Os queremos contar hoy un hecho muy curioso que tiene al Palacio Real de Madrid como escenario. Su protagonista es Isabel II, que sería proclamada reina con solo 3 años. Hasta que cumplió trece, momento en que será declarada mayor de edad, hubo un tiempo de regencia que sería desempeñada, en un principio, por su madre. El caso que ésta será acusada de excesivo conservadurismo y, empujada por los liberales a renunciar al ejercicio de la misma. España quedará entonces a cargo de un nuevo regente, el militar Baldomero Espartero, de ideas liberales progresistas. Será, precisamente, durante su mandato cuando los liberales se desdoblarán.
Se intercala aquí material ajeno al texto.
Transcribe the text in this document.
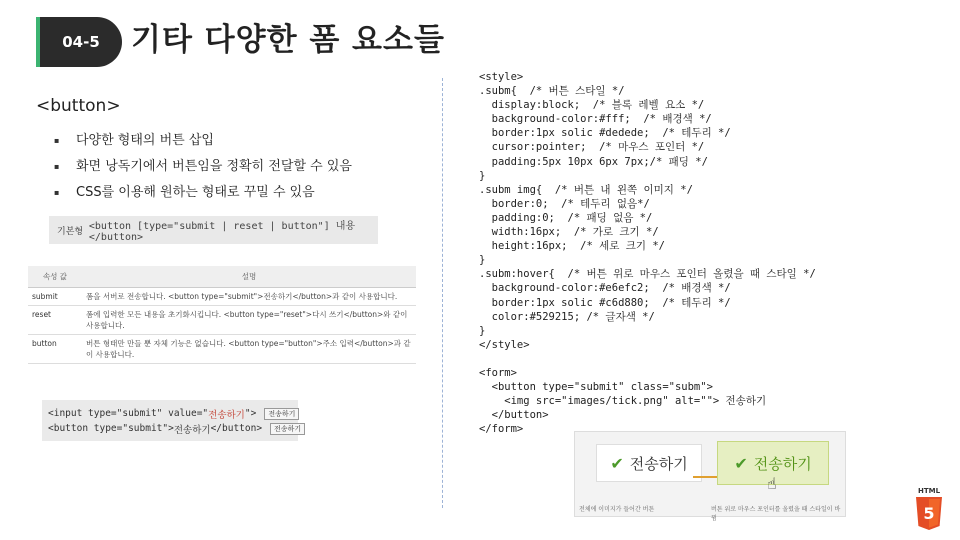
04-5	기타 다양한 폼 요소들
<button>
▪ 다양한 형태의 버튼 삽입
▪ 화면 낭독기에서 버튼임을 정확히 전달할 수 있음
▪ CSS를 이용해 원하는 형태로 꾸밀 수 있음
기본형 <button [type="submit | reset | button"] 내용 </button>
속성 값	설명
submit	폼을 서버로 전송합니다. <button type="submit">전송하기</button>과 같이 사용합니다.
reset	폼에 입력한 모든 내용을 초기화시킵니다. <button type="reset">다시 쓰기</button>와 같이 사용합니다.
button	버튼 형태만 만들 뿐 자체 기능은 없습니다. <button type="button">주소 입력</button>과 같이 사용합니다.
<input type="submit" value=" 전송하기 ">	전송하기
<button type="submit"> 전송하기 </button>	전송하기
<style>
.subm{  /* 버튼 스타일 */
display:block;  /* 블록 레벨 요소 */
background-color:#fff;  /* 배경색 */
border:1px solic #dedede;  /* 테두리 */
cursor:pointer;  /* 마우스 포인터 */
padding:5px 10px 6px 7px;/* 패딩 */
}
.subm img{  /* 버튼 내 왼쪽 이미지 */
border:0;  /* 테두리 없음*/
padding:0;  /* 패딩 없음 */
width:16px;  /* 가로 크기 */
height:16px;  /* 세로 크기 */
}
.subm:hover{  /* 버튼 위로 마우스 포인터 올렸을 때 스타일 */
background-color:#e6efc2;  /* 배경색 */
border:1px solic #c6d880;  /* 테두리 */
color:#529215; /* 글자색 */
}
</style>

<form>
<button type="submit" class="subm">
<img src="images/tick.png" alt=""> 전송하기
</button>
</form>
✔ 전송하기	✔ 전송하기
☝
전체에 이미지가 들어간 버튼	버튼 위로 마우스 포인터를 올렸을 때 스타일이 바뀜
HTML
5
Dando lugar al Partido Moderado o conservador y compuesto por terratenientes, comerciantes ricos, intelectuales conservadores, nobleza y clero, y al Partido Progresista, de ideas más avanzadas y entre cuyas filas predomina la burguesía y la clase media en general.

La nueva situación no era del agrado de todos y pronto se produce un levantamiento militar, encabezado por los generales Manuel de la Concha y Diego de León, que pretendía restaurar la regencia de Cristina. Con el regimiento de Infantería de la Princesa asaltan el Palacio Real para raptar a Isabel, que por entonces tiene once años. Las tropas llegan a alcanzar la escalera interior. Allí quedará frustrado el plan, al encontrarse con la resistencia de 17 alabarderos, capitaneados por el general Dulce.

Diego de Léon ordena el alto el fuego, al considerar que no deben sonar disparos donde se encuentra la reina niña. Dulce, igual de delicado que si adversario, ordenan a sus hombres que traigan de la cocina todos los sacos de garbanzos que puedan cargar. Sin pensarlo dos veces, tira las legumbres por la escalera. El efecto no se hace esperar, pronto los asaltantes no pueden seguir avanzando. Han sido vencidos por la audacia y por unas sencillas legumbres.

El acto tendrá consecuencias funestas para Diego de León que terminará siendo fusilado. Lo hará sin perder la serenidad y vistiendo un uniforma lleno de condecoraciones. Tras ello, espartero será tachado de inflexible y dos años más tarde, habiendo perdido el favor del pueblo, no tendrá más remedio que declarar la mayoría de edad de la reina, renunciando a la regencia. Es el 8 de noviembre de 1843.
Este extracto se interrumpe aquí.